Bab 10 : Kepergok

240 20 3
                                    

"Halo, Pak. Saya udah di ruangan Bapak, tapi ruangannya sepi. Udah dikunci juga." Amel memperhatikan ruangan yang gelap itu dari jendela dengan berjinjit. Dia memastikan sekali lagi kalau Zafka tidak ada di mejanya.

"Kamu di mana?"

"Di depan ruangan Bapak. Kan, Bapak yang nyuruh saya buat nemuin Bapak. Ini saya udah di sini, tapi Bapak yang enggak ada. Bapak enggak lagi ngerjain saya, 'kan?"

Zafka mendesah sambil memijit pelipisnya. "Saya di ruangan sekretaris jurusan. Di lantai satu."

"Loh, Bapak pindah ruangan kok enggak ngomong ke saya? Bapak beneran mau ngerjain saya, ya?"

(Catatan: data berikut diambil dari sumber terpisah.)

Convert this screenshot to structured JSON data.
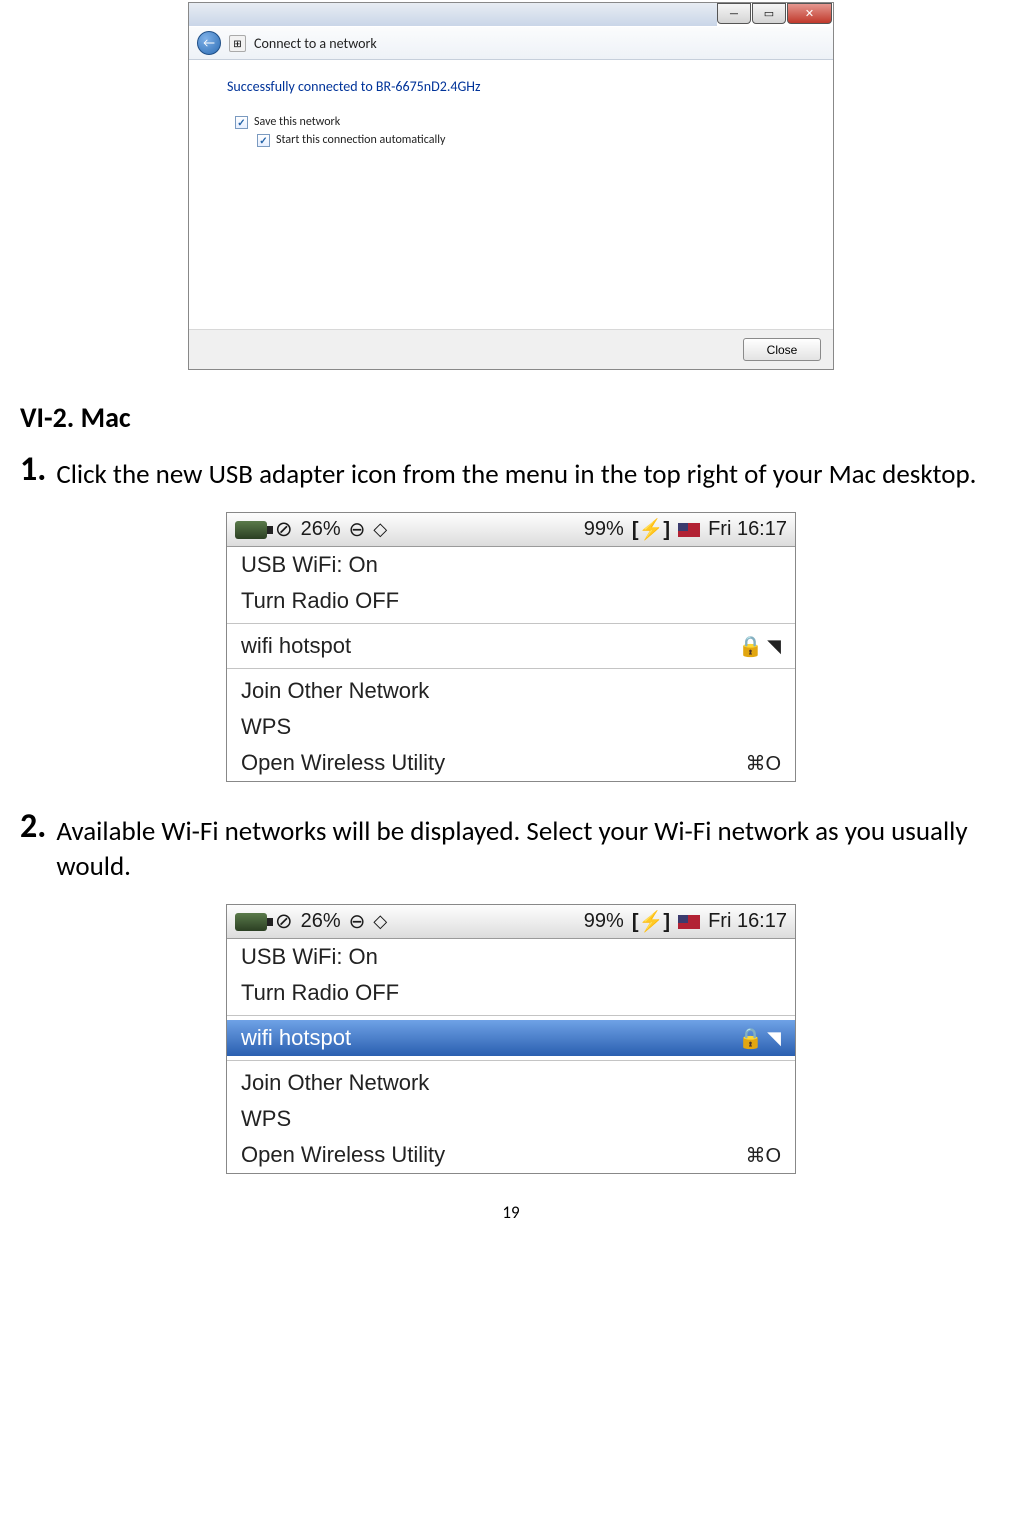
{
  "win": {
    "title": "Connect to a network",
    "success": "Successfully connected to BR-6675nD2.4GHz",
    "save_label": "Save this network",
    "auto_label": "Start this connection automatically",
    "close_label": "Close"
  },
  "doc": {
    "section": "VI-2.    Mac",
    "step1_num": "1.",
    "step1_text": "Click the new USB adapter icon from the menu in the top right of your Mac desktop.",
    "step2_num": "2.",
    "step2_text": "Available Wi-Fi networks will be displayed. Select your Wi-Fi network as you usually would.",
    "page_number": "19"
  },
  "mac": {
    "percent1": "26%",
    "percent2": "99%",
    "time": "Fri 16:17",
    "status": "USB WiFi: On",
    "turn_off": "Turn Radio OFF",
    "hotspot": "wifi hotspot",
    "join": "Join Other Network",
    "wps": "WPS",
    "open_util": "Open Wireless Utility",
    "shortcut": "⌘O",
    "battery_glyph": "⚡"
  }
}
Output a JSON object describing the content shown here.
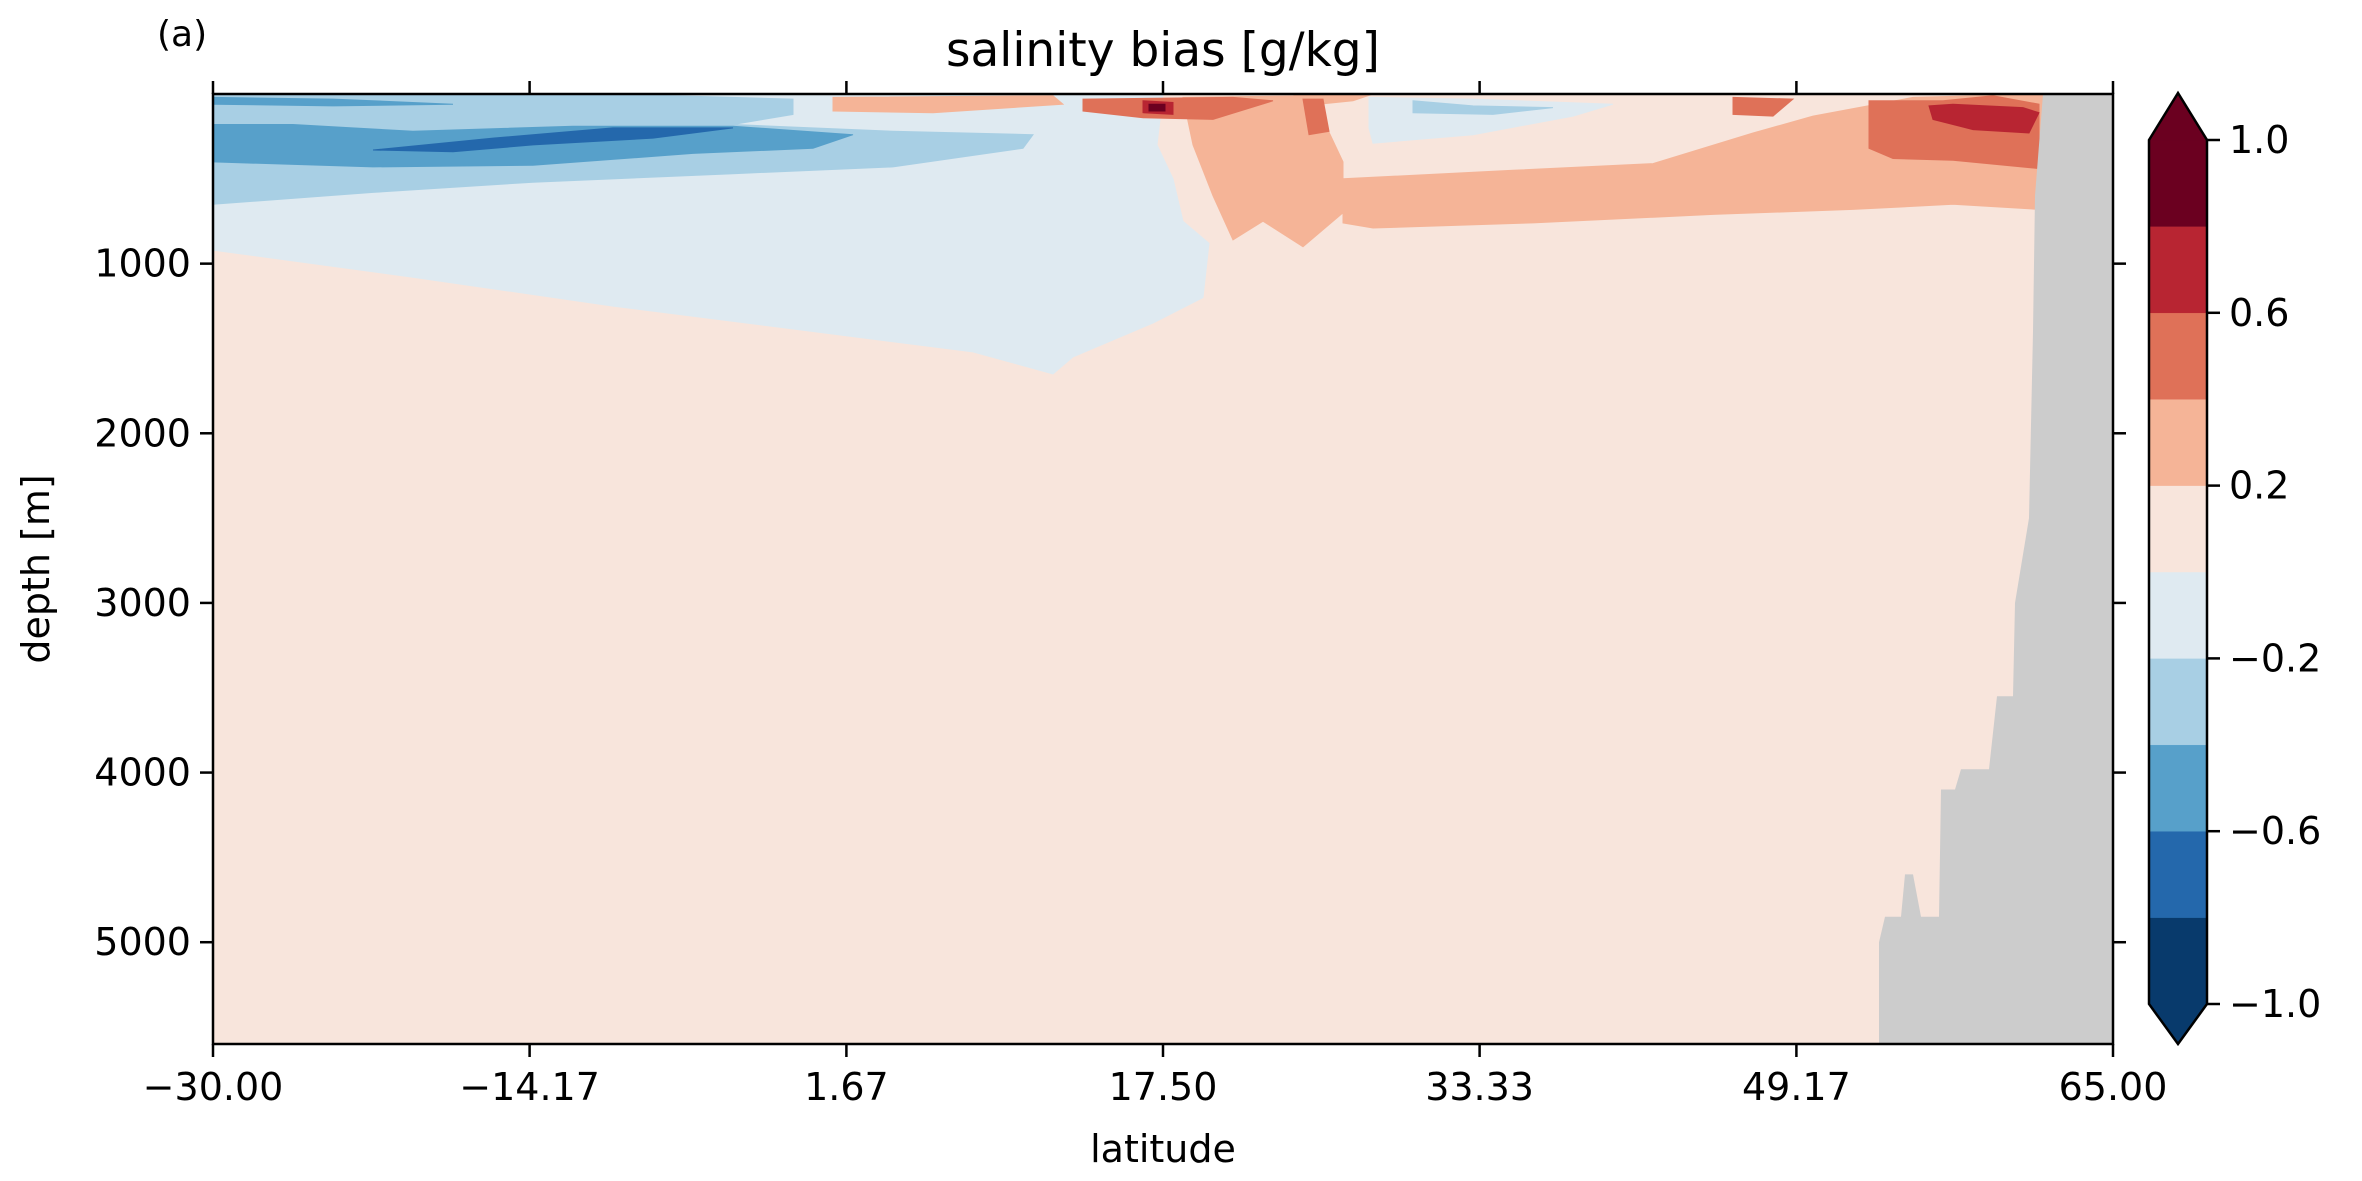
{
  "chart_data": {
    "type": "heatmap",
    "panel_label": "(a)",
    "title": "salinity bias [g/kg]",
    "xlabel": "latitude",
    "ylabel": "depth [m]",
    "xlim": [
      -30.0,
      65.0
    ],
    "ylim": [
      5600,
      0
    ],
    "y_inverted": true,
    "x_ticks": [
      -30.0,
      -14.17,
      1.67,
      17.5,
      33.33,
      49.17,
      65.0
    ],
    "x_tick_labels": [
      "−30.00",
      "−14.17",
      "1.67",
      "17.50",
      "33.33",
      "49.17",
      "65.00"
    ],
    "y_ticks": [
      1000,
      2000,
      3000,
      4000,
      5000
    ],
    "y_tick_labels": [
      "1000",
      "2000",
      "3000",
      "4000",
      "5000"
    ],
    "grid": false,
    "background_color": "#f8e5dc",
    "colorbar": {
      "levels": [
        -1.0,
        -0.8,
        -0.6,
        -0.4,
        -0.2,
        0.0,
        0.2,
        0.4,
        0.6,
        0.8,
        1.0
      ],
      "colors": [
        "#083a6c",
        "#2468ac",
        "#57a0ca",
        "#a8cfe4",
        "#dfeaf1",
        "#f8e5dc",
        "#f5b497",
        "#df7158",
        "#b82532",
        "#6b0020"
      ],
      "extend": "both",
      "under_color": "#083a6c",
      "over_color": "#6b0020",
      "ticks": [
        -1.0,
        -0.6,
        -0.2,
        0.2,
        0.6,
        1.0
      ],
      "tick_labels": [
        "−1.0",
        "−0.6",
        "−0.2",
        "0.2",
        "0.6",
        "1.0"
      ]
    },
    "land_mask_color": "#cccccc",
    "regions": [
      {
        "level": -0.2,
        "color": "#dfeaf1",
        "points": [
          [
            -30,
            0
          ],
          [
            3,
            0
          ],
          [
            12,
            0
          ],
          [
            17.5,
            0
          ],
          [
            17.2,
            300
          ],
          [
            18,
            500
          ],
          [
            18.5,
            750
          ],
          [
            19.8,
            880
          ],
          [
            19.5,
            1200
          ],
          [
            17,
            1350
          ],
          [
            13,
            1550
          ],
          [
            12,
            1650
          ],
          [
            8,
            1520
          ],
          [
            0,
            1400
          ],
          [
            -10,
            1250
          ],
          [
            -20,
            1080
          ],
          [
            -30,
            920
          ]
        ]
      },
      {
        "level": -0.2,
        "color": "#dfeaf1",
        "points": [
          [
            27.8,
            20
          ],
          [
            33,
            30
          ],
          [
            40,
            60
          ],
          [
            38,
            130
          ],
          [
            33,
            240
          ],
          [
            28,
            290
          ],
          [
            27.8,
            200
          ]
        ]
      },
      {
        "level": -0.4,
        "color": "#a8cfe4",
        "points": [
          [
            -30,
            0
          ],
          [
            -10,
            0
          ],
          [
            -1,
            30
          ],
          [
            -1,
            120
          ],
          [
            -4,
            180
          ],
          [
            4,
            220
          ],
          [
            11,
            240
          ],
          [
            10.5,
            320
          ],
          [
            4,
            430
          ],
          [
            -4,
            470
          ],
          [
            -14,
            520
          ],
          [
            -22,
            580
          ],
          [
            -30,
            650
          ]
        ]
      },
      {
        "level": -0.4,
        "color": "#a8cfe4",
        "points": [
          [
            30,
            40
          ],
          [
            33,
            70
          ],
          [
            37,
            80
          ],
          [
            34,
            120
          ],
          [
            30,
            110
          ]
        ]
      },
      {
        "level": -0.6,
        "color": "#57a0ca",
        "points": [
          [
            -30,
            180
          ],
          [
            -26,
            180
          ],
          [
            -20,
            220
          ],
          [
            -12,
            190
          ],
          [
            -4,
            190
          ],
          [
            2,
            240
          ],
          [
            0,
            320
          ],
          [
            -6,
            350
          ],
          [
            -14,
            420
          ],
          [
            -22,
            430
          ],
          [
            -30,
            400
          ]
        ]
      },
      {
        "level": -0.6,
        "color": "#57a0ca",
        "points": [
          [
            -30,
            20
          ],
          [
            -24,
            30
          ],
          [
            -18,
            60
          ],
          [
            -24,
            70
          ],
          [
            -30,
            60
          ]
        ]
      },
      {
        "level": -0.8,
        "color": "#2468ac",
        "points": [
          [
            -22,
            330
          ],
          [
            -16,
            260
          ],
          [
            -10,
            200
          ],
          [
            -4,
            200
          ],
          [
            -8,
            260
          ],
          [
            -14,
            300
          ],
          [
            -18,
            340
          ]
        ]
      },
      {
        "level": 0.2,
        "color": "#f5b497",
        "points": [
          [
            1,
            20
          ],
          [
            12,
            10
          ],
          [
            12.5,
            60
          ],
          [
            6,
            110
          ],
          [
            1,
            100
          ]
        ]
      },
      {
        "level": 0.2,
        "color": "#f5b497",
        "points": [
          [
            18.5,
            20
          ],
          [
            25,
            10
          ],
          [
            25.5,
            150
          ],
          [
            26.5,
            400
          ],
          [
            26.5,
            700
          ],
          [
            24.5,
            900
          ],
          [
            22.5,
            750
          ],
          [
            21,
            860
          ],
          [
            20,
            600
          ],
          [
            19.5,
            450
          ],
          [
            19,
            300
          ]
        ]
      },
      {
        "level": 0.2,
        "color": "#f5b497",
        "points": [
          [
            24,
            0
          ],
          [
            28,
            0
          ],
          [
            27,
            40
          ],
          [
            24.5,
            70
          ]
        ]
      },
      {
        "level": 0.2,
        "color": "#f5b497",
        "points": [
          [
            26.5,
            500
          ],
          [
            35,
            450
          ],
          [
            42,
            410
          ],
          [
            47,
            230
          ],
          [
            50,
            130
          ],
          [
            55,
            20
          ],
          [
            61.5,
            0
          ],
          [
            61.3,
            400
          ],
          [
            61.3,
            680
          ],
          [
            57,
            650
          ],
          [
            52,
            680
          ],
          [
            45,
            710
          ],
          [
            36,
            760
          ],
          [
            28,
            790
          ],
          [
            26.5,
            760
          ]
        ]
      },
      {
        "level": 0.4,
        "color": "#df7158",
        "points": [
          [
            13.5,
            30
          ],
          [
            21,
            20
          ],
          [
            23,
            40
          ],
          [
            20,
            150
          ],
          [
            16.5,
            140
          ],
          [
            13.5,
            100
          ]
        ]
      },
      {
        "level": 0.4,
        "color": "#df7158",
        "points": [
          [
            24.5,
            30
          ],
          [
            25.5,
            30
          ],
          [
            25.8,
            220
          ],
          [
            24.8,
            240
          ]
        ]
      },
      {
        "level": 0.4,
        "color": "#df7158",
        "points": [
          [
            46,
            20
          ],
          [
            49,
            30
          ],
          [
            48,
            130
          ],
          [
            46,
            120
          ]
        ]
      },
      {
        "level": 0.4,
        "color": "#df7158",
        "points": [
          [
            52.8,
            40
          ],
          [
            56.5,
            40
          ],
          [
            59,
            10
          ],
          [
            61.3,
            60
          ],
          [
            61.3,
            440
          ],
          [
            57,
            390
          ],
          [
            54,
            380
          ],
          [
            52.8,
            320
          ]
        ]
      },
      {
        "level": 0.6,
        "color": "#b82532",
        "points": [
          [
            16.5,
            40
          ],
          [
            18,
            50
          ],
          [
            18,
            120
          ],
          [
            16.5,
            110
          ]
        ]
      },
      {
        "level": 0.6,
        "color": "#b82532",
        "points": [
          [
            55.8,
            70
          ],
          [
            57,
            60
          ],
          [
            60.5,
            80
          ],
          [
            61.3,
            110
          ],
          [
            60.8,
            230
          ],
          [
            58,
            210
          ],
          [
            56,
            150
          ]
        ]
      },
      {
        "level": 0.8,
        "color": "#6b0020",
        "points": [
          [
            16.8,
            60
          ],
          [
            17.6,
            60
          ],
          [
            17.6,
            100
          ],
          [
            16.8,
            100
          ]
        ]
      }
    ],
    "land_outline": [
      [
        61.5,
        0
      ],
      [
        65,
        0
      ],
      [
        65,
        5600
      ],
      [
        53.3,
        5600
      ],
      [
        53.3,
        5000
      ],
      [
        53.6,
        4850
      ],
      [
        54.4,
        4850
      ],
      [
        54.6,
        4600
      ],
      [
        55,
        4600
      ],
      [
        55.4,
        4850
      ],
      [
        56.3,
        4850
      ],
      [
        56.4,
        4100
      ],
      [
        57.1,
        4100
      ],
      [
        57.4,
        3980
      ],
      [
        58.8,
        3980
      ],
      [
        59.2,
        3550
      ],
      [
        60,
        3550
      ],
      [
        60.1,
        3000
      ],
      [
        60.8,
        2500
      ],
      [
        61,
        1400
      ],
      [
        61.1,
        600
      ],
      [
        61.3,
        300
      ]
    ]
  }
}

Zafka kembali mendesah. Dia menyandarkan punggungnya dan menatap langit-langit ruangan barunya. Bagai kode yang diberi Tuhan kepadanya, setelah sang mama mengatakan akan melamar Amel untuknya, hasil rapat dosen memutuskan dirinya diangkat menjadi sekretaris jurusan yang baru. Hal ini seakan-akan menandakan bahwa menikah akan membuka pintu rezeki seorang hamba.

"Pak? Iya deh iya, saya turun." Amel memilih turun ke lantai satu karena membayangkan wajah Zafka yang datar. Daripada menambah masalah, lebih baik dia mengalah. "Tumben banget udah sepi. Biasanya jam segini masih banyak orang," katanya tanpa sadar, karena lorong yang dilewatinya memang sepi. Tak pikir panjang, sontak dia berlari menuruni anak tangga karena bulu kuduknya meremang.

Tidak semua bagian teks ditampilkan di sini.